Recently I am working on platform analytics solution for veracity.com, the open industry data platform from DNV GL. Data Ingest is one essential part for the whole data analytics end to end flow.
Application Insights(AI) logs are one of the key data source, hence we need build streaming analytics solution for such real time data source. Here we take availability logs data as example, you can also use other AI data sources (PageViews….).
Export the data
There is a nice document for enabling the continues export from Application Insights.
Create a storage account
When you are creating it, I suggest to use “Standard-LRS“ with Cold tier. This is simply because we use storage account as a temporary storage place. (We will move into VERACITY container for storage in production)

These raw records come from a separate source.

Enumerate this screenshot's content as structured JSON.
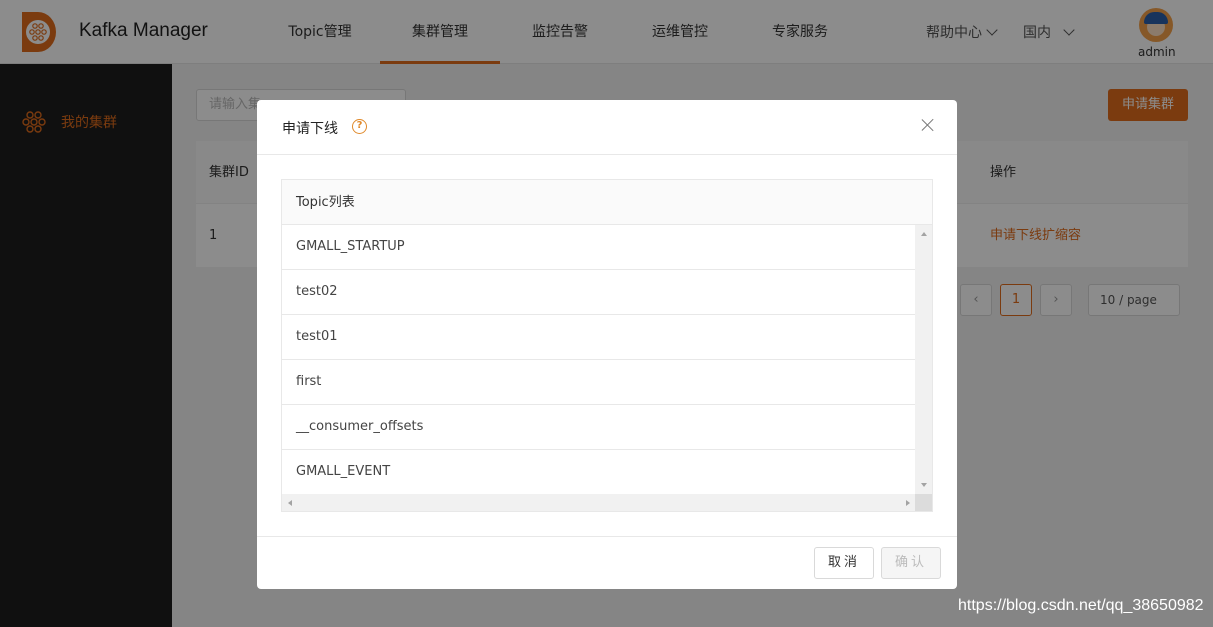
{
  "app": {
    "title": "Kafka Manager",
    "brand_color": "#e06c1c"
  },
  "nav": [
    {
      "label": "Topic管理",
      "active": false
    },
    {
      "label": "集群管理",
      "active": true
    },
    {
      "label": "监控告警",
      "active": false
    },
    {
      "label": "运维管控",
      "active": false
    },
    {
      "label": "专家服务",
      "active": false
    }
  ],
  "header": {
    "help_label": "帮助中心",
    "region_label": "国内",
    "user_name": "admin"
  },
  "sidebar": {
    "items": [
      {
        "label": "我的集群",
        "icon": "cluster-icon",
        "active": true
      }
    ]
  },
  "toolbar": {
    "search_placeholder": "请输入集",
    "apply_label": "申请集群"
  },
  "cluster_table": {
    "headers": {
      "id": "集群ID",
      "actions": "操作"
    },
    "rows": [
      {
        "id": "1",
        "action_offline": "申请下线",
        "action_scale": "扩缩容"
      }
    ]
  },
  "pagination": {
    "current_page": "1",
    "page_size_label": "10 / page"
  },
  "modal": {
    "title": "申请下线",
    "list_header": "Topic列表",
    "topics": [
      "GMALL_STARTUP",
      "test02",
      "test01",
      "first",
      "__consumer_offsets",
      "GMALL_EVENT"
    ],
    "cancel_label": "取消",
    "ok_label": "确认"
  },
  "watermark": "https://blog.csdn.net/qq_38650982"
}
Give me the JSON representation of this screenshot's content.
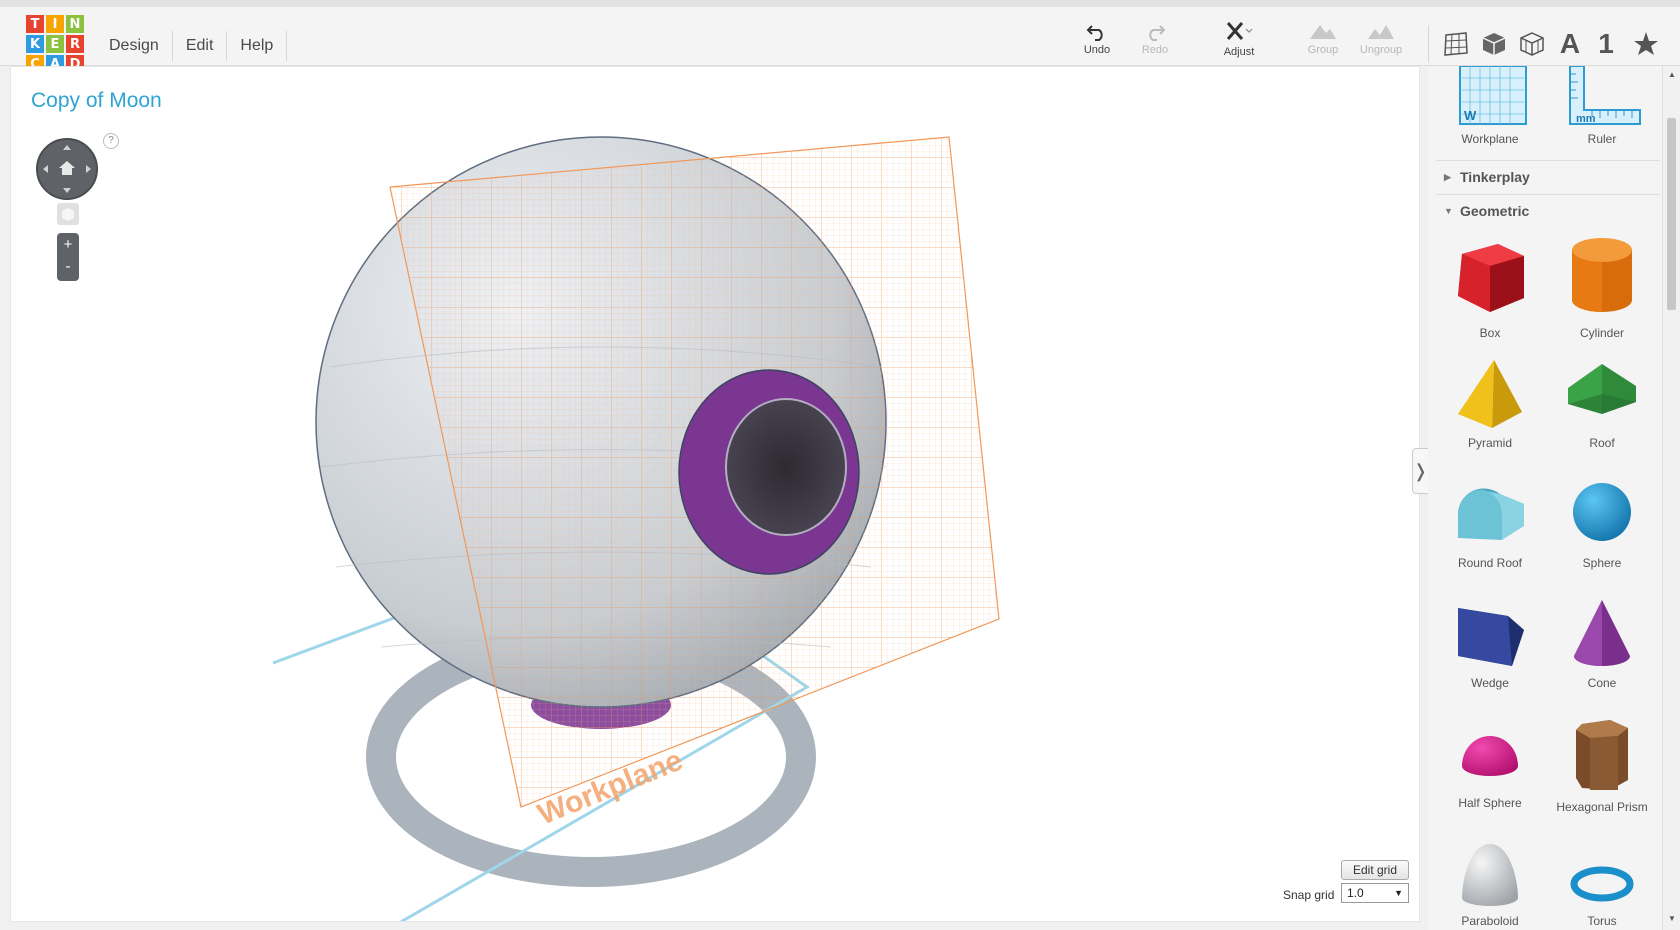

Configure the export settings
In this case, we are exporting one type:
Take a closer look at the folder content. Below screenshot shows the PageViews data between 12am to 1pm on 28th of Sept.
Please note that:
- The date and time are UTC and are when the telemetry was deposited in the store – not the time it was generated.
- The folders under Availability are stored in yyyy-mm-dd/hh/ structure.
- Each blob is a text file that contains multiple ‘\n’-separated rows.
- It contains the telemetry processed over a time period of roughly half a minute. It means that each folder will have about 100 to 120 files.
- Each row represents a telemetry data point such as a request or page view.
- Each row is an JSON document. The detailed data structure can be found at here.
With the nice Azure Storage Account Explorer, it is pretty easy to check the content of the blob file.
Please note that Application Insights also implemented the same logic as IP Anonymizationin Google Analytics. For all IP address that is collected by Application Insights, last octagon is anonymized to 0 (you can see the highlighted in above screenshot).
Read the data from blob
They are many ways to transfer the data out from storage account. Here we are going to use Azure Databricks.
Add one Azure Databricks service following here.
Add one cluster, choose the basic one following here.
Add one notebook: named for example: Streaming Data Ingest
In order Azure Databricks can read data from blob storage, there are two ways: Databricks directly read blob storage through HDFS API; Or mount blob storage container into Databricks file system. See more information about how to access Blob Storage as here. We choose the second one.
Mount the storage folder into Databricks file system(DBFS), to mount a Blob storage container or a folder inside a container, use the following command:
dbutils.fs.mount( source = "wasbs://<your-container-name>@<your-storage-account-name>.blob.core.windows.net/<your-directory-name>", mountPoint = "/mnt/export", extraConfigs = Map("<conf-key>" -> "<conf-value>"))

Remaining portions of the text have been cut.